The new bug, dubbed Win.32.vote or Voter Virus, isn't as technically sophisticated as the Nimda worm that struck last week. But security experts note that the new bug is much more harmful — and tempts unsuspecting computer users to inadvertently spread the virus by referring to the recent terrorists attacks on the World Trade Center in New York.

The bug arrives in an e-mail titled, "Peace Between America and Islam" and the body of the message says, "Hi. Is it a war against America or Islam!? Let's vote to live in peace!" But when recipients start the attached file called WTC.EXE, the program will send an e-mail with a copy of the bug to everyone listed in their Microsoft Outlook e-mail program. It will then proceed to delete files from the computer's hard drive.

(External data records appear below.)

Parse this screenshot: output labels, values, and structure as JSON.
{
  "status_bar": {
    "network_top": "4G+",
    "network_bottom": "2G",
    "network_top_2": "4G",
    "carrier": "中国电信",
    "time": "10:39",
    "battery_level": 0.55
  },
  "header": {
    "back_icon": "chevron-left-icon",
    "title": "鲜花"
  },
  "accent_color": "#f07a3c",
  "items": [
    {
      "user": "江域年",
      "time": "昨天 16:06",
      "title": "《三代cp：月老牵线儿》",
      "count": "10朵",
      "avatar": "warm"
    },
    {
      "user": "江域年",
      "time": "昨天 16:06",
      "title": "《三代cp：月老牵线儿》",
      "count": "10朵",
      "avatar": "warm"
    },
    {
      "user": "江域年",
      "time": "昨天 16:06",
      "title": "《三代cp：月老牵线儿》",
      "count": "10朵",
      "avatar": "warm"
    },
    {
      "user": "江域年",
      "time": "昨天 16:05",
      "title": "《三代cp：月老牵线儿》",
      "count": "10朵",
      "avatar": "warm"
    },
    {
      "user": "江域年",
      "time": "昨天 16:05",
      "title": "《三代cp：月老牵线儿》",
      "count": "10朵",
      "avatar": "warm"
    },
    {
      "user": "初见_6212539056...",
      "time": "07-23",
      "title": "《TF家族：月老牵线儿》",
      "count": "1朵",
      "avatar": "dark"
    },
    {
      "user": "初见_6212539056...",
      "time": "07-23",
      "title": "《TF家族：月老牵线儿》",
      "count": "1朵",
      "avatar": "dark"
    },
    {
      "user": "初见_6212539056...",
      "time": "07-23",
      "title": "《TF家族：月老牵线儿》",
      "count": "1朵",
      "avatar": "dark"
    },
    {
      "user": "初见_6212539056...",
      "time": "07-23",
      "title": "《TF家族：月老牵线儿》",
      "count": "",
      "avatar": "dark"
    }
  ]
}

It is still unknown if this latest virus has any direct connections to the terrorists directly responsible for the Sept. 11 attacks. But most experts believe that the relatively simple nature of the Voter Virus bug points to an individual hoping to capitalize on the news and attention surrounding the recent events.

"We've seen several viruses come out since the Sept. 11 attack that sought to take advantage of the news," says Jeff Schmidt, chief operating officer of Secure Interiors, a network security firm in Columbus, Ohio. "This is a very simple virus that essentially attempts to delete files if it is run and it's nothing that we haven't seen before," he says.

Sharon Ruckman, senior director of security response at Symantec says that since the virus still relies on human intervention to spread, the new Voter Virus is similar in nature to other mass e-mail bugs such as the infamous "I Love You" and "Anna Kournikova" bugs. "Social engineering" rather than technical sophistication is what is helping this virus to spread, says Ruckman.

Most experts believe that very few computers on the Net may have been affected by the new virus since its discovery early on Monday. And anti-virus software makers such as Symantec are already working on fixes that will spot and stop the bug from spreading further.

In the meantime, Ruckman and other experts note that the simplest way to prevent this latest virus from spreading remains the same: Do not open any suspicious e-mails containing unexpected file attachments.